In summary, we find that (1) the temporal and relationship determinations under Groves are questions of law; (2) a fiancée is not “analogous to a spouse” under Groves; and (3) “soon after the death of a loved one” is a matter of both time and circumstances.

SHEPARD, C.J., and DICKSON, J., concur. SULLIVAN, J., concurs in result with separate opinion in which RUCKER, J., concurs.

. We do not suggest that Welch and Smith were cohabiting partners. We mention cohabiting relationships because several jurisdictions have considered bystander claims on those facts, and we find their analyses on the subject equally applicable to engaged persons living separately.

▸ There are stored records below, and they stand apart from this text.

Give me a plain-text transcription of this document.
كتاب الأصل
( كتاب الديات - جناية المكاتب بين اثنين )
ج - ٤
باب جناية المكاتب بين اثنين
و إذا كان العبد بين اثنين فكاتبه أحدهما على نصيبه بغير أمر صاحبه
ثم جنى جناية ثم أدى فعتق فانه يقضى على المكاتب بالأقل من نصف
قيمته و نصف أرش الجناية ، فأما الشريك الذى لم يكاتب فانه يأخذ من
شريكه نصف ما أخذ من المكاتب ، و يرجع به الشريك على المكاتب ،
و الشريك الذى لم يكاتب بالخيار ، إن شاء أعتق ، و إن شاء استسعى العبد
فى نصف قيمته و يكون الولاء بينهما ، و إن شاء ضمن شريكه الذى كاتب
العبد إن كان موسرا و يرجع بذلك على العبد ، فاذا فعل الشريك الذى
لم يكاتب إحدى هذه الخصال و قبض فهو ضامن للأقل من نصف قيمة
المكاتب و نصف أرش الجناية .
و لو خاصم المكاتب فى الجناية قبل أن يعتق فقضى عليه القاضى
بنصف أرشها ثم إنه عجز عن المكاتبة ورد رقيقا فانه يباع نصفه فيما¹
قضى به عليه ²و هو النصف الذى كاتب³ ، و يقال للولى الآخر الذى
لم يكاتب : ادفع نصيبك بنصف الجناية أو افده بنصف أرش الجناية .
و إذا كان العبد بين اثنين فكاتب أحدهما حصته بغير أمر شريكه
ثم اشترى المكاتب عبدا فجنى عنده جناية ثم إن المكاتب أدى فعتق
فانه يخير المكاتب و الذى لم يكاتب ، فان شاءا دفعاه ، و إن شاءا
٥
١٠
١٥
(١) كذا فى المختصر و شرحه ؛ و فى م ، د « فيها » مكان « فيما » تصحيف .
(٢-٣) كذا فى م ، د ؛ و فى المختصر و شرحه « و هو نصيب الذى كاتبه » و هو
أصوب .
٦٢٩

. E.g., Lindsey v. Visitec, Inc., 804 F.Supp. 1340 (W.D.Wash.1992) (applying Washington law and denying recovery to fiancée); Sollars v. City of Albuquerque, 794 F.Supp. 360 (D.N.M.1992) (denying recovery to unmarried cohabiting partner); Elden v. Sheldon, 46 Cal.3d 267, 250 Cal.Rptr. 254, 758 P.2d 582 (1988) (same); Biercevicz v. Liberty Mut. Ins. Co., 49 Conn.Supp. 175, 865 A.2d 1267 (2004) (denying recovery to fiancé); Cambareri v. Glock, Inc., No. CV94 0136659, 1994 WL 240453 (1994) (unpublished opinion) (same); *661Grotts v. Zahner, 115 Nev. 339, 989 P.2d 415 (1999) (denying recovery to fiancée). Although not specifically confronting whether engaged persons or unmarried cohabiting partners can recover for bystander negligent infliction of emotional distress, statements from many cases indicate that recovery would be denied for engaged persons or unmarried cohabiting partners. E.g., Nugent v. Bauermeister, 195 Mich.App. 158, 489 N.W.2d 148, 150 (1992) ("[A] plaintiff may recover damages for emotional distress caused by observing the negligently inflicted injury of a third person only if the plaintiff is an immediate member of the victim’s family.”); Trombetta v. Conkling, 82 N.Y.2d 549, 605 N.Y.S.2d 678, 626 N.E.2d 653, 654 (1993) ("Recovery of damages by bystanders for the negligent infliction of emotional distress should be limited only to the immediate family.” (citation omitted)).

. Many other jurisdictions have a similar requirement for their “bystander” claims of negligent infliction of emotional distress. E.g., Beck v. State, Dept. of Transp. & Pub. Facilities, 837 P.2d 105, 110 (Alaska 1992) (finding that a plaintiff is allowed to assert a claim for negligent infliction of emotional distress where "the plaintiff experiences shock as the result of a sudden sensory observation of a loved one’s serious injuries during an uninterrupted flow of events following 'closely on the heels of the accident’ ”); Hegel v. McMahon, 136 Wash.2d 122, 960 P.2d 424, 429 (1998) (finding that a plaintiff "may recover for emotional distress caused by observing an injured relative at the scene of an accident after its occurrence and before there is substantial change in the relative’s condition or location”); Contreras ex rel. Contreras v. Carbon County Sch. Dist. No. 2, 843 P.2d 589, 594 (Wyo.1992) (allowing plaintiff to recover assert "bystander” claim if plaintiff *663"observes the injury shortly after it occurs without material change in the attendant circumstances”). Other jurisdictions are less lenient and allow recovery only if the claimant contemporaneously observed the traumatic event. E.g., Thing v. LaChusa, 48 Cal.3d 644, 257 Cal.Rptr. 865, 771 P.2d 814, 830 (1989).